— Конечно, конечно, — торопливо, с притворным сочувствием заявил Хауссер. Он досадовал. Так хорошо начавшийся было вечер бесповоротно испорчен — снова разговор о политике, запоздалый анализ ошибок, бесполезные проекты. Нет, он не собирается толочь воду в ступе. — Знаете что, Теодор… Давайте–ка мы с вами выпьем по рюмочке ради встречи. Посидим, поболтаем о всякой всячине, отдохнем.
Он засуетился, расстелил салфетку на столе, достал из буфета тарелки с яблоками и печеньем, бутылку портвейна, рюмки. Перед гостем поставил высокую на тонкой ножке с золотым ободком поверху. Хрусталь искрился мелко насеченными ромбиками.
Оберлендер, рассеянно глядя в угол на стопки книг и газет, уложенных прямо на полу, отпил несколько глотков и отодвинул рюмку. Он понял, что Хауссер, хотя и принял его весьма любезно, не имеет намерения вести серьезный разговор. Это было обидно. Ведь он, Оберлендер, пришел сюда не для того, чтобы полюбоваться лысым черепом советника, а узнать новости, поговорить по душам. Все–таки их связывало многое, и они понимают друг друга с полуслова. Хауссер сейчас играет не последнюю скрипку в тайной политике. Однако он. решил помалкивать, не хочет даже похвастать. Хитрая, осторожная крыса.
Хауссера устраивало молчание, но он догадался, что гость обиделся, и спросил сочувственно, как спрашивают о состоянии тяжелобольного у его родственников:
— Что на фронте?
Оберлендер пожал узкими плечами, сказал саркастически:
— То, что пишут в газетах, — планомерно и успешно выравниваем эластичную линию фронта и сокращаем коммуникации.

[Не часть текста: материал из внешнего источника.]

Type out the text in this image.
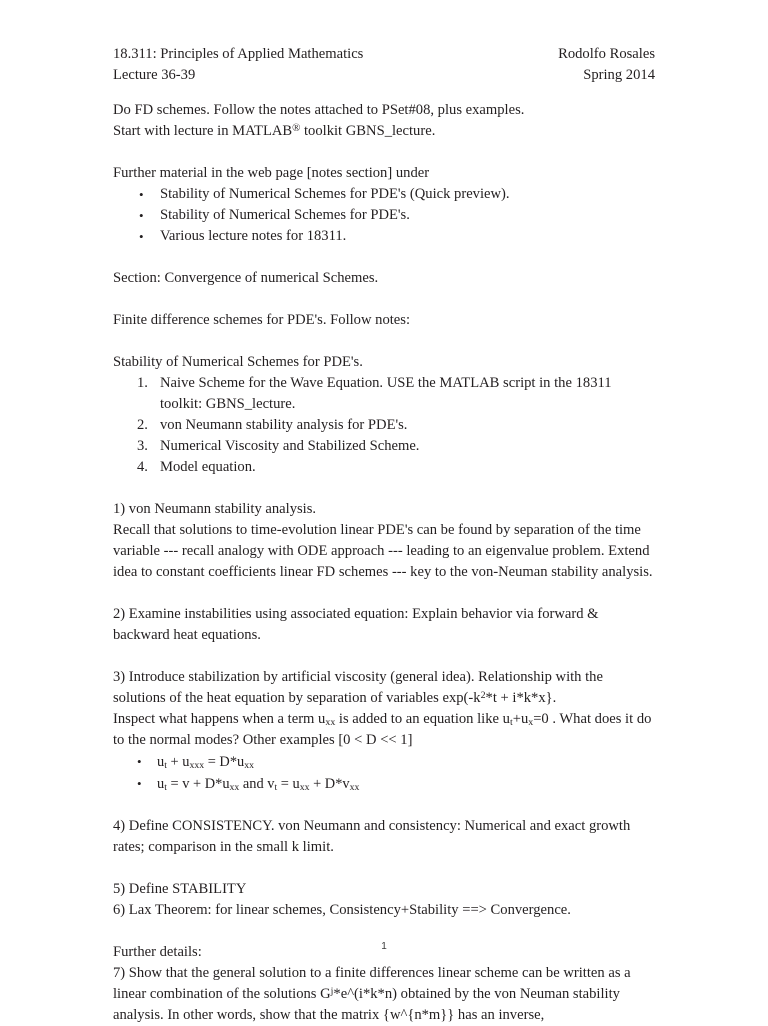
18.311: Principles of Applied Mathematics	Rodolfo Rosales
Lecture 36-39	Spring 2014

Do FD schemes. Follow the notes attached to PSet#08, plus examples.

Start with lecture in MATLAB® toolkit GBNS_lecture.

Further material in the web page [notes section] under

• Stability of Numerical Schemes for PDE's (Quick preview).
• Stability of Numerical Schemes for PDE's.
• Various lecture notes for 18311.

Section: Convergence of numerical Schemes.

Finite difference schemes for PDE's. Follow notes:

Stability of Numerical Schemes for PDE's.

1. Naive Scheme for the Wave Equation. USE the MATLAB script in the 18311 toolkit: GBNS_lecture.
2. von Neumann stability analysis for PDE's.
3. Numerical Viscosity and Stabilized Scheme.
4. Model equation.

1) von Neumann stability analysis.

Recall that solutions to time-evolution linear PDE's can be found by separation of the time variable --- recall analogy with ODE approach --- leading to an eigenvalue problem. Extend idea to constant coefficients linear FD schemes --- key to the von-Neuman stability analysis.

2) Examine instabilities using associated equation: Explain behavior via forward & backward heat equations.

3) Introduce stabilization by artificial viscosity (general idea). Relationship with the solutions of the heat equation by separation of variables $\exp(-k^2*t + i*k*x\}$.

Inspect what happens when a term $u_{xx}$ is added to an equation like $u_t+u_x=0$ . What does it do to the normal modes? Other examples [0 < D << 1]

• $u_t + u_{xxx} = D*u_{xx}$
• $u_t = v + D*u_{xx}$ and $v_t = u_{xx} + D*v_{xx}$

4) Define CONSISTENCY. von Neumann and consistency: Numerical and exact growth rates; comparison in the small k limit.

5) Define STABILITY

6) Lax Theorem: for linear schemes, Consistency+Stability ==> Convergence.

Further details:

7) Show that the general solution to a finite differences linear scheme can be written as a linear combination of the solutions $G^j*e\^{}(i*k*n)$ obtained by the von Neuman stability analysis. In other words, show that the matrix {w^{n*m}} has an inverse,

1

— Но боевой дух в войсках по–прежнему высок, — мягко и наставительно подсказал Хауссер, как будто гость совершил оплошность, позабыв добавить эту обязательную фразу.
Оберлендер не ожидал такого свинства от коллеги. Он вздрогнул, в упор, пристально посмотрел на Хауссера, словно перед ним сидел другой, незнакомый человек. Но глаза советника прятались за линзами, как за двумя блестящими непробиваемыми щитами, и Оберлендер сдался, отвел глаза в сторону.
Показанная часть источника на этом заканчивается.